Hi, I have worked in marketing / sales as a manager for 10 yrs with a marketing and training degree. Can any one tell me how to go about contacting the right companies


----------



## Cliff (Sep 30, 2007)

Hi, you will find it hard at first, have you tried the Gulf news & Ktimes? these are their local papers. just put the names in google.

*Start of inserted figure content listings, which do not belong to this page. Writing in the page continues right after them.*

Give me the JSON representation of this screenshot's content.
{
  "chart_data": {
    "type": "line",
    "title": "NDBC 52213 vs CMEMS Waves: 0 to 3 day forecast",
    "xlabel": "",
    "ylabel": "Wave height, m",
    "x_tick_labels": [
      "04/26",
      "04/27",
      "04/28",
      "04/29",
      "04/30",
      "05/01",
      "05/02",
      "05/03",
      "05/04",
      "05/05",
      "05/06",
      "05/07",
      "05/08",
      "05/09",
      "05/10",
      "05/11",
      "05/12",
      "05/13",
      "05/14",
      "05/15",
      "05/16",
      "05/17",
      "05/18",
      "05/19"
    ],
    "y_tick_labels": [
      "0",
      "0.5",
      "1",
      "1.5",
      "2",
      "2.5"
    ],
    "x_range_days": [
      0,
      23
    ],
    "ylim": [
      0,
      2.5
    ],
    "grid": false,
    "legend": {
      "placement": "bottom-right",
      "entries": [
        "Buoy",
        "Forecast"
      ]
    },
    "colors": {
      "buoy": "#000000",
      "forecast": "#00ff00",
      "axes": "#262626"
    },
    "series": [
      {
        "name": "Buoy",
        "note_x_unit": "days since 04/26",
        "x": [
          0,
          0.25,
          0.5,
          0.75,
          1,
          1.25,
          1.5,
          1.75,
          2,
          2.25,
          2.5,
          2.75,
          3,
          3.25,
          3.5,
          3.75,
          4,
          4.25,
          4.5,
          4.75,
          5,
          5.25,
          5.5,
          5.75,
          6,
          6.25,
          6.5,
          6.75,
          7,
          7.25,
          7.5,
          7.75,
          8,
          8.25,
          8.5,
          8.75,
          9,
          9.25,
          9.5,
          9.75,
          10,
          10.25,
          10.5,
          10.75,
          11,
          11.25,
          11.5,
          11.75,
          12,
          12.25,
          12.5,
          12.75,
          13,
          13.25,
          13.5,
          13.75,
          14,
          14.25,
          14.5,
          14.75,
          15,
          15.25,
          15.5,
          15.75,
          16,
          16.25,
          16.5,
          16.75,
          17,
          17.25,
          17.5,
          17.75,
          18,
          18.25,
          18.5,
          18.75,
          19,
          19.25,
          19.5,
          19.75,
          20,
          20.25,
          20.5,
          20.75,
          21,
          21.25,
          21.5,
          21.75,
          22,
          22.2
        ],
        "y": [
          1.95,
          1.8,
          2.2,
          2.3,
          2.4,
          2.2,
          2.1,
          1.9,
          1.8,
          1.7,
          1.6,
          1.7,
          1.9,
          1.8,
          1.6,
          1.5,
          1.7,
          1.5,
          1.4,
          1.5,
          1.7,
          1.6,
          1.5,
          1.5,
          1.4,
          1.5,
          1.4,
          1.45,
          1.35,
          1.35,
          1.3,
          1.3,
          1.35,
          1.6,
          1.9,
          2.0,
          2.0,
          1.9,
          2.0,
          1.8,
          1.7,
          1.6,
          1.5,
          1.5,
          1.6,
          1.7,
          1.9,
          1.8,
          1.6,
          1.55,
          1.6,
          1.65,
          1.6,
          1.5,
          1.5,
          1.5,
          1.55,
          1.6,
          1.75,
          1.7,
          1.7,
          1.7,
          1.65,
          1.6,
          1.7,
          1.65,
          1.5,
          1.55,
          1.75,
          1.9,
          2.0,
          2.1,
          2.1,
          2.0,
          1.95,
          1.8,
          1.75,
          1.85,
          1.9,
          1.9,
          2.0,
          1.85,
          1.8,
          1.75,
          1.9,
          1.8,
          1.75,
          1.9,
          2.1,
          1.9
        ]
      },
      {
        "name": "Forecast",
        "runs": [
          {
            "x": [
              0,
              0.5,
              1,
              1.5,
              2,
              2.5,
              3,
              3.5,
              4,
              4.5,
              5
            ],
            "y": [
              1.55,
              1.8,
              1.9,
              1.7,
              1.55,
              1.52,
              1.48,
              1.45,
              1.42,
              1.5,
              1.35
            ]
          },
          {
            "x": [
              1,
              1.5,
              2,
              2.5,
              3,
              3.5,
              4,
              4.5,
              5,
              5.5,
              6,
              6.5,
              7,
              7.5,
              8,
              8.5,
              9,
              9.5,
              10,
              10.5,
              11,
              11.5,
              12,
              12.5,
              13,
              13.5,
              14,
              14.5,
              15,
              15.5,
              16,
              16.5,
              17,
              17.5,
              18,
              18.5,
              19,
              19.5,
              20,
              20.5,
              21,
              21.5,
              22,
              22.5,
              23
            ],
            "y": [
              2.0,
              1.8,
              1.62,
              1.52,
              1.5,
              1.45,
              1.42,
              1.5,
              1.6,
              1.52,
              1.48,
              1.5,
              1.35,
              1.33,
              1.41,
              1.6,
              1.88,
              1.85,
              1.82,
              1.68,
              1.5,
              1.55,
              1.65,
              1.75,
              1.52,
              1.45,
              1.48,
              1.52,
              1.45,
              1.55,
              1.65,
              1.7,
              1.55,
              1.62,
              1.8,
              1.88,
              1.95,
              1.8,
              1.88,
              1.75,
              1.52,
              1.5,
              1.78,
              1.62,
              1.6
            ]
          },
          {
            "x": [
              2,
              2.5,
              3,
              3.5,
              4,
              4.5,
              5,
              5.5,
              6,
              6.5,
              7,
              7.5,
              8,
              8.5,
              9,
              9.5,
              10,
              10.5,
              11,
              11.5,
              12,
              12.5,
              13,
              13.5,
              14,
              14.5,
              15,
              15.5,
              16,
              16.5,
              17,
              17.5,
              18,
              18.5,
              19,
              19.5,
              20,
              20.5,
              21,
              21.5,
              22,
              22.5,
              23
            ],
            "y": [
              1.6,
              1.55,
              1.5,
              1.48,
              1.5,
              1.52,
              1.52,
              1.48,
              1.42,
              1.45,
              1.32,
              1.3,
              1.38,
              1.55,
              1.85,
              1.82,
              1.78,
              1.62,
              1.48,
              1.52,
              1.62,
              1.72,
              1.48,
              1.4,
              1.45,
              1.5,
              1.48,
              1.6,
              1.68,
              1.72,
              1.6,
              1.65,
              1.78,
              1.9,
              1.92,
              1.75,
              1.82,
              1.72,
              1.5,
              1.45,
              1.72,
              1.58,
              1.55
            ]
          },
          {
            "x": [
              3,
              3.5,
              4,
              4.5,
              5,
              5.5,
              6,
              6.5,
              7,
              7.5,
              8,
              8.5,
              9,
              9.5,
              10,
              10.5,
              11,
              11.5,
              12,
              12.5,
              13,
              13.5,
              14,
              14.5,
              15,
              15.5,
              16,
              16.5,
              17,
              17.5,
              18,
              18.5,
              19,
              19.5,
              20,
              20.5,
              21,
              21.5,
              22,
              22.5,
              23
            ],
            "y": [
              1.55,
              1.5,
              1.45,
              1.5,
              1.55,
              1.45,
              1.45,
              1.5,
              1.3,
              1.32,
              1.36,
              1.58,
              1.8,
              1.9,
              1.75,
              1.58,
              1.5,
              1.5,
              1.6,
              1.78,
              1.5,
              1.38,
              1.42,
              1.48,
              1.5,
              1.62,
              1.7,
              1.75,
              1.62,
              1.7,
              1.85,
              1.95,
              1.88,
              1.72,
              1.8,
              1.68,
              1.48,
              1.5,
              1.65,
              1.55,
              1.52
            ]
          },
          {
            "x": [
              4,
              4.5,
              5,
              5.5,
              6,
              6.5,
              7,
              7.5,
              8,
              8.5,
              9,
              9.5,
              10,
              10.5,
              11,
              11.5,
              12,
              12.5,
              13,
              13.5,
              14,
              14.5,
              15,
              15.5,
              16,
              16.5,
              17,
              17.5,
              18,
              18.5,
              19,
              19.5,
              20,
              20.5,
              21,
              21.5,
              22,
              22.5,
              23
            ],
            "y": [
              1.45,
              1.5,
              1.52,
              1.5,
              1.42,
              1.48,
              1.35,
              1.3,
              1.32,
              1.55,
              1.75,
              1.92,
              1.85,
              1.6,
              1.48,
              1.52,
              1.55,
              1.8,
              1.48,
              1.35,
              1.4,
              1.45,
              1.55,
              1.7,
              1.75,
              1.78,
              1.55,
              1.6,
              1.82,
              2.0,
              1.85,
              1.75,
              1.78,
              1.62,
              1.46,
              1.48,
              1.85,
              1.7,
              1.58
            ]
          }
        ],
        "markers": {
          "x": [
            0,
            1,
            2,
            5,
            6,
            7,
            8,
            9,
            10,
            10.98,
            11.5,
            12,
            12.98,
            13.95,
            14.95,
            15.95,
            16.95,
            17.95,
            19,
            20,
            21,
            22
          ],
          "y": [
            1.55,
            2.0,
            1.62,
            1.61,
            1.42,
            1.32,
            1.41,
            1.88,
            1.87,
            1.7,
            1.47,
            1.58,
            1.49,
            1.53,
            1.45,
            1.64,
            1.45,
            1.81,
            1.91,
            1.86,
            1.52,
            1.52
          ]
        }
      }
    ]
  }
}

Hr is highly regarded over there so just keep trying.


----------



## donna280 (Oct 6, 2007)

Thanks. Much appreciated. Yes I have tried these papers.


----------



## Lilly123 (Oct 3, 2007)

*Thanks*

Thanks cliff I'll try the papers.


----------



## eyec (Oct 19, 2007)

search for property developers like nakheel or emaar they give highest pay

google the large developers in dubai and check for jobs on their website

and good luck


----------



## Lilly123 (Oct 3, 2007)

Thanksa eyec, I'll try them, didn't think of it myself.


----------



## Lilly123 (Oct 3, 2007)

Thanks eyec, I'll try them, didn't think of it myself.


----------



## donna280 (Oct 6, 2007)

thanks I'll do


----------



## moraldo (Nov 2, 2007)

well you can try to come on visit visa for 2 or 3 monthes and try to apply while u are here in dubai,that will give u better chances since they may want to call you for personnel interview,yeah of course some risks are involved...
but come on no risk no fun...

best of luck...


----------



## donna280 (Oct 6, 2007)

thanks moraldo. I guess you are right.


----------